Finlay: I do long-distance running and you don’t think about the race or the distance you’ve run, you just think about the steps you’re taking. So that’s what we did, we just took it day by day, week by week. There were some things that seemed important to capture like we definitely have to get your scan and things like the birth, but will I be there? Could I get to the hospital on time? Would you have a straightforward birth? Would the cameras mess up? Would I see it? I threw out the writing-my-questions-out approach to filmmaking a long long time ago. I feel like it’s my job to listen to what Freddie’s talking about, and observe. There’s no such thing as a fly on the wall, anyone who tells you that, it’s a load of rubbish. What we need is to find the film is about change over time, and atmosphere, and how we’re going to tell that story. So I would go for these long runs and dream about the film and really sort of meditating and how I was feeling and how I could create visuals and atmosphere that would enable the audience to access that emotion. And nothing was really off the table.

McDonnell: I trusted you.
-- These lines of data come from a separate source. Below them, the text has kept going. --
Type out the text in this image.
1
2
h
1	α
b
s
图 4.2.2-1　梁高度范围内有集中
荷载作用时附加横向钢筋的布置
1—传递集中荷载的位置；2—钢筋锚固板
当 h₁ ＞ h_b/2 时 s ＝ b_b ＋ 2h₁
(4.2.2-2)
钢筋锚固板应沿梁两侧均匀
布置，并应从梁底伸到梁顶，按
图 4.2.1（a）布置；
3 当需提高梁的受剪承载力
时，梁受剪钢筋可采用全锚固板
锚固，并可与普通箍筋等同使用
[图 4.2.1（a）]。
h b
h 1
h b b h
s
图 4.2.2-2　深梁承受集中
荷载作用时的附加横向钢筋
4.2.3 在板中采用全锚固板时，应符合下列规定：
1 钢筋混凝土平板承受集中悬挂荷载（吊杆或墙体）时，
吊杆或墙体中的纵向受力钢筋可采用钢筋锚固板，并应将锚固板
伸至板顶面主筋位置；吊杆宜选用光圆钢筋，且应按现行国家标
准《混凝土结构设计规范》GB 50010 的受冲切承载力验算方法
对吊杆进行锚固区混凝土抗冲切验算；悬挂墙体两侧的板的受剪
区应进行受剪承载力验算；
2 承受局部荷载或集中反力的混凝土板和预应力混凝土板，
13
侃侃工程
When there was stuff I felt uncomfortable about, we talked about it and about how this is the process and it’s better to have it… I think from my perspective I set out less with ‘this is what I do and don’t want to share’ but more like ‘this is the kind of story I don’t want to see again on screen about a trans person,’ so we talked a lot about tropes… I wanted your crazy vision to come through but also for me to be able to fill in what I knew and my expertise around the pitfalls.

Finlay: This wasn’t ever going to be a film where I had him stand next to a picture of Freddie as a teenager, looking sad before you transitioned. Or to speak your dead name. You know, no one needs to know that.